Göttingen/ Lemgo - Menschenrechtler drängen auf eine Aufnahme der an der belarussisch-polnischen Grenze gestrandeten Migranten in die Europäische Union. Dieser menschlichen Tragödie und humanitären Katastrophe müsse ein Ende gesetzt werden, verlangte die Gesellschaft für bedrohte Völker am Montag in Göttingen.
Viele dieser Flüchtlinge seien Angehörige ethnischer und religiöser Minderheiten wie Kurden und Jesiden aus dem Irak und Syrien oder Hazara aus Afghanistan, sagte der Nahostexperte der Menschenrechtsorganisation, Kamal Sido. „Sie flüchten vor Verfolgung, Krieg und Gewalt durch Diktaturen oder Warlords. Dass sie als politisches Druckmittel missbraucht werden, ist nicht ihr Fehler.“
Zugang für Hilfsorganisationen und Journalisten gefordert
Der belarussische Machthaber Alexander Lukaschenko instrumentalisiere das Leid und die Not der Geflüchteten für machtpolitische Interessen, um politische und finanzielle Zugeständnisse zu erpressen. Lukaschenko trete „faktisch als Schlepper auf“ und setze das Leben von Tausenden Menschen aufs Spiel, unter ihnen auch Kinder. Das humanitäre Völkerrecht gelte aber auch in Polen. Geflüchtete im Grenzgebiet müssten versorgt werden, Hilfsorganisationen und Medien brauchten Zugang.
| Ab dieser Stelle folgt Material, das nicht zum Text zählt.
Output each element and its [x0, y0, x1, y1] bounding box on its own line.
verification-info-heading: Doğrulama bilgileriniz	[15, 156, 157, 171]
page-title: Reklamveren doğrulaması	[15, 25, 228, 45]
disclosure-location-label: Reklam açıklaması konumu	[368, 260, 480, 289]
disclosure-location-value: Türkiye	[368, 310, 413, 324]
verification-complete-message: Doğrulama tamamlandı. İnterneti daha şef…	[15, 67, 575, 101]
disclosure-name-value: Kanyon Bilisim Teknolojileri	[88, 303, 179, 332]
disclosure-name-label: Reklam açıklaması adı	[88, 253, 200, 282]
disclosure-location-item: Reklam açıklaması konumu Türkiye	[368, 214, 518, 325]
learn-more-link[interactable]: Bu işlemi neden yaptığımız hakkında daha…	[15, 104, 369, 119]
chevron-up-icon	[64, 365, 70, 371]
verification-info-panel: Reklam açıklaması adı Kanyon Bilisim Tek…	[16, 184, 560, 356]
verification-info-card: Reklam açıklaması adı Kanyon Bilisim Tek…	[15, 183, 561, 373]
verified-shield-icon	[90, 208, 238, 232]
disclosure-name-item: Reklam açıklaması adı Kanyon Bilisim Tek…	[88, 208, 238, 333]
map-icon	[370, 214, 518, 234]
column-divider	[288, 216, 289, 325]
Seit Monaten versuchen Menschen aus Staaten wie Afghanistan oder dem Irak, über Belarus in die EU zu gelangen. Ihre Zahl hat sich zuletzt deutlich erhöht. EU-Spitzenpolitiker werfen dem belarussischen Staatschef Lukaschenko vor, die Menschen mit Versprechungen einer leichten Einreise anzulocken und dann an die Grenze zu Polen, Litauen oder Lettland zu schleusen. Nach Medienberichten sitzen Tausende Flüchtlinge und Migranten im Grenzgebiet fest.
"Himmelschreiendes Unrecht“
Auch der Landessuperintendent der Lippischen Landeskirche, Dietmar Arends, hat die Abweisung von Flüchtlingen an den EU-Außengrenzen scharf kritisiert. „Was sich zurzeit im Grenzgebiet zwischen Belarus und Polen abspielt und zuvor schon im Grenzgebiet zwischen Belarus und Litauen, ist himmelschreiendes Unrecht“, erklärte Arends in seinem Bericht vor der Lippischen Landessynode am Montag im nordrhein-westfälischen Lemgo. Der Tod von Menschen werde billigend in Kauf genommen. „Dazu dürfen wir nicht schweigen“, mahnte Arends.
Es sei ein Skandal, wie Europa immer weiter und immer mehr die Türen gegenüber Menschen verschließe, die auf dem Heimatkontinent der Genfer Flüchtlingskonvention, die in diesem Jahr 70 Jahre alt wurde, Zuflucht suchten, erklärte der oberste Repräsentant der Lippischen Landeskirche. Illegale Zurückweisungen an den Grenzen, sogenannte Pushbacks, seien an den verschiedenen Außengrenzen der EU, im zentralen Mittelmeer, in der Ägäis, in Kroatien und an den Grenzen zu Belarus vielfach dokumentiert. Zudem werde die zivile Seenotrettung aktiv behindert.